Jurassic World: Fallen Kingdom
This is a movie that’s annoying in part because it doesn’t care if you’re annoyed by it. It doesn’t need you, the individual viewer, to…
Nobody gets thrilled in the movies anymore. They've seen it all.
King Kong is a gorilla that stands 50 feet high, and everybody takes him for granted. Four redneck hunters chase him into the woods, for example, and set off some dynamite to trap him under tons of rocks, and then they tease him with burning logs. If these hunters were sensitive and thoughtful like the folks in the National Rifle Association ads, they wouldn't tease Kong, they'd regard him with a sense of quiet awe and reverence, after setting off the dynamite.
Or take the head of the research institute. He's in charge of a project to supply Kong with an artificial heart. When he's informed that the operation is impossible because of Kong's low blood plasma level, he explodes: "That heart cost $17 million!" In real life, he would have cackled, "...and now we're going to need another huge injection of government research funds to study gorilla blood!" The problem with everyone in "King Kong Lives" is that they're in a boring movie, and they know they're in a boring movie, and they just can't stir themselves to make an effort. Even the lowliest extras in a 1950s' B picture would have been able to scream better and roll their eyes more than the actors in this film.
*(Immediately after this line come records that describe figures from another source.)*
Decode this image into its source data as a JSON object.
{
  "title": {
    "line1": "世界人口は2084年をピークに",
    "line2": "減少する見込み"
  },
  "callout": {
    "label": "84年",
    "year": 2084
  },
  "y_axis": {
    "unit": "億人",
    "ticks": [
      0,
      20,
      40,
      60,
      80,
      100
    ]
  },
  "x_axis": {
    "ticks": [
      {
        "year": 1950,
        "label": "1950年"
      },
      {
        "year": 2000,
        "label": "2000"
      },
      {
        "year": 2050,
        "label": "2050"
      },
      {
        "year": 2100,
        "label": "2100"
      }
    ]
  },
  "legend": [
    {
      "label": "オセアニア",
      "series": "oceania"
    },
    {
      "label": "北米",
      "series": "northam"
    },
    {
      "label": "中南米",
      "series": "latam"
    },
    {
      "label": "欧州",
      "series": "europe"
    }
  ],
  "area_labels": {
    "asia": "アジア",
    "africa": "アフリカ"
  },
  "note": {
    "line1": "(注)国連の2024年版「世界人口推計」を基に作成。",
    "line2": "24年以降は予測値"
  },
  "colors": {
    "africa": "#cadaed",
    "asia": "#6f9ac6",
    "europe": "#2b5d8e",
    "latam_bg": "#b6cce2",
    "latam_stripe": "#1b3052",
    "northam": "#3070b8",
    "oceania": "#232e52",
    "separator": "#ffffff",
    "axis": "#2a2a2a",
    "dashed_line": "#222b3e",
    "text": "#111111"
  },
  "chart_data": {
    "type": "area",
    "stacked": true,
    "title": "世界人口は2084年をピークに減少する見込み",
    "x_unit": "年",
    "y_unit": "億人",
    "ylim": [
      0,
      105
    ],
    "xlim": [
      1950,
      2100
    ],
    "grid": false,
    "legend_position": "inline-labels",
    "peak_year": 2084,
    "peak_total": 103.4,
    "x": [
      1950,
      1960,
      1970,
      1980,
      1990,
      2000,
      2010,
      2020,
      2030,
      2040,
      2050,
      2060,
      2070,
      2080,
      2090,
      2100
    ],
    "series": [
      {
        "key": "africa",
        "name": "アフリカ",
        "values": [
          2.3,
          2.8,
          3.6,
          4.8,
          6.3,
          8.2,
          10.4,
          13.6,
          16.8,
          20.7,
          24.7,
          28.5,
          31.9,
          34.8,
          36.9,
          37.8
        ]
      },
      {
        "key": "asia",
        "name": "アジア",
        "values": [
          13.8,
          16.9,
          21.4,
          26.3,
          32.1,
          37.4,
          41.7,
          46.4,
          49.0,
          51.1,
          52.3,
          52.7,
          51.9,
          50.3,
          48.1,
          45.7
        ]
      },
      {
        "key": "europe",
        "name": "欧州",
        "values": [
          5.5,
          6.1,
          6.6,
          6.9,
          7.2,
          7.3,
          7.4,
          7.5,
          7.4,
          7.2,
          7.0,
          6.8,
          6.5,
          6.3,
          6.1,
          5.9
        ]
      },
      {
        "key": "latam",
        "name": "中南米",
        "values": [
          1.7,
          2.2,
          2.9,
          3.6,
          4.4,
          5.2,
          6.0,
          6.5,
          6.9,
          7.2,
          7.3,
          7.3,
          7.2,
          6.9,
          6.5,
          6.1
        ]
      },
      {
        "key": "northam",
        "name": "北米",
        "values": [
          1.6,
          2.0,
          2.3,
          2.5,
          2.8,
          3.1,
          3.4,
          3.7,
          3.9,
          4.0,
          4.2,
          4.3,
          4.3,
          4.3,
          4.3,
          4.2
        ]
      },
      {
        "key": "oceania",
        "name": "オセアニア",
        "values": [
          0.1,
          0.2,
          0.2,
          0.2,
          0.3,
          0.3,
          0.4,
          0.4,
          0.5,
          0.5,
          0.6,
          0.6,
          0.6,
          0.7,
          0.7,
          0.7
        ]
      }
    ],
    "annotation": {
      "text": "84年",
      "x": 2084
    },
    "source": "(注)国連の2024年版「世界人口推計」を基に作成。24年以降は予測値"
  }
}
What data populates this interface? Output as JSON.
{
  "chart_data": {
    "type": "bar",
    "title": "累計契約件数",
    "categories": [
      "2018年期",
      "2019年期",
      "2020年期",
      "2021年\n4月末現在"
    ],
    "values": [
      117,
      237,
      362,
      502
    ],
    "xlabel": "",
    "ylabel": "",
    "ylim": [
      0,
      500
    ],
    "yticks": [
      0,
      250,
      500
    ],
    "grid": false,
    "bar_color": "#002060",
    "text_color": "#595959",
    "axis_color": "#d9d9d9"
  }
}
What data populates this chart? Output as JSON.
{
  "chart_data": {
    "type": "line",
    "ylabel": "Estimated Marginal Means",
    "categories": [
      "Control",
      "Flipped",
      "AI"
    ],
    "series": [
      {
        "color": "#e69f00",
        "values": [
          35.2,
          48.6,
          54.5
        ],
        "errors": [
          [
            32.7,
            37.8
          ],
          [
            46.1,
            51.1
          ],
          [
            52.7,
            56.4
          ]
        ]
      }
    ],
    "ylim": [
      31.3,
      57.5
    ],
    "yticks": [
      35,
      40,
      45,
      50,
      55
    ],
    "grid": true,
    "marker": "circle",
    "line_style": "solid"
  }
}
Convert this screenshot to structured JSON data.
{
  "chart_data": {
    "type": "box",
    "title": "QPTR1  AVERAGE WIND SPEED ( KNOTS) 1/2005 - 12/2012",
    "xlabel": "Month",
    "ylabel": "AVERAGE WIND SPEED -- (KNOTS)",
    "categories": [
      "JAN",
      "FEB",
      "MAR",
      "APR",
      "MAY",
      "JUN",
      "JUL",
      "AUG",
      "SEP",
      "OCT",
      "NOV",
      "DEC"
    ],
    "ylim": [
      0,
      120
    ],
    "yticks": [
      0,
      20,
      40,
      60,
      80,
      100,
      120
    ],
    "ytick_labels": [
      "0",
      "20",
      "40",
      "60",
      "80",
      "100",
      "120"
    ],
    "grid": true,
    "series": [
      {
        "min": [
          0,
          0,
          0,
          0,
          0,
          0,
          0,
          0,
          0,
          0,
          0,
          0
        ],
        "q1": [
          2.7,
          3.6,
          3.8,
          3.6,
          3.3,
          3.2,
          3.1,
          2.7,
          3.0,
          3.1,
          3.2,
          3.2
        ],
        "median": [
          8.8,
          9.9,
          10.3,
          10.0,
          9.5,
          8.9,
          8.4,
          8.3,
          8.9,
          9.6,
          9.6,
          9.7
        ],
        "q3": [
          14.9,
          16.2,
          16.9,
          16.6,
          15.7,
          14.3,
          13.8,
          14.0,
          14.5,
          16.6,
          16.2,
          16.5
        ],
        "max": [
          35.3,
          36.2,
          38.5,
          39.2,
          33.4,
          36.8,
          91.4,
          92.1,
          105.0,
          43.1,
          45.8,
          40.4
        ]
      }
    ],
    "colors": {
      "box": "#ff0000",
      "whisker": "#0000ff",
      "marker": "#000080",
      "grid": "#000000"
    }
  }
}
They act like they've used Kong's tranquilizer gun for target practice on themselves.
The picture's big news: Kong did not die after being machinegunned and falling from the top of the World Trade Center. (I guessed that from the last picture, in which Kong looked remarkably intact after arriving at street level.) The injured Kong was carted to a university research center outside Atlanta, where he has lain in a coma for the last decade, awaiting an artificial heart.
Anyway, wouldn't you know, just when things look darkest for Kong, a big-game hunter discovers a female Kong in the jungles of Borneo, and transports her to research headquarters for a transfusion that will make it possible to implant Kong's artificial heart.
After the operation, romance blooms between the two creatures, who break their shackles and escape into the woods, where the Army attempts to shoot them down, while the female heart specialist and the big game hunter (who have taken to sharing sleeping bags) use computers to monitor the big fella's condition.
Every movie like this has at least one amazing line of dialogue. I especially liked it when the heroine cried to the Army troops: "Don't shoot the female! She's gone into labor!" This moment was especially amazing since the two Kongs had mated for the first time only three days earlier. With a turnaround time like that, it's remarkable that there isn't a little Kong in every one of the holiday movies.
The suggestions in this article are worth 10 billion dollars.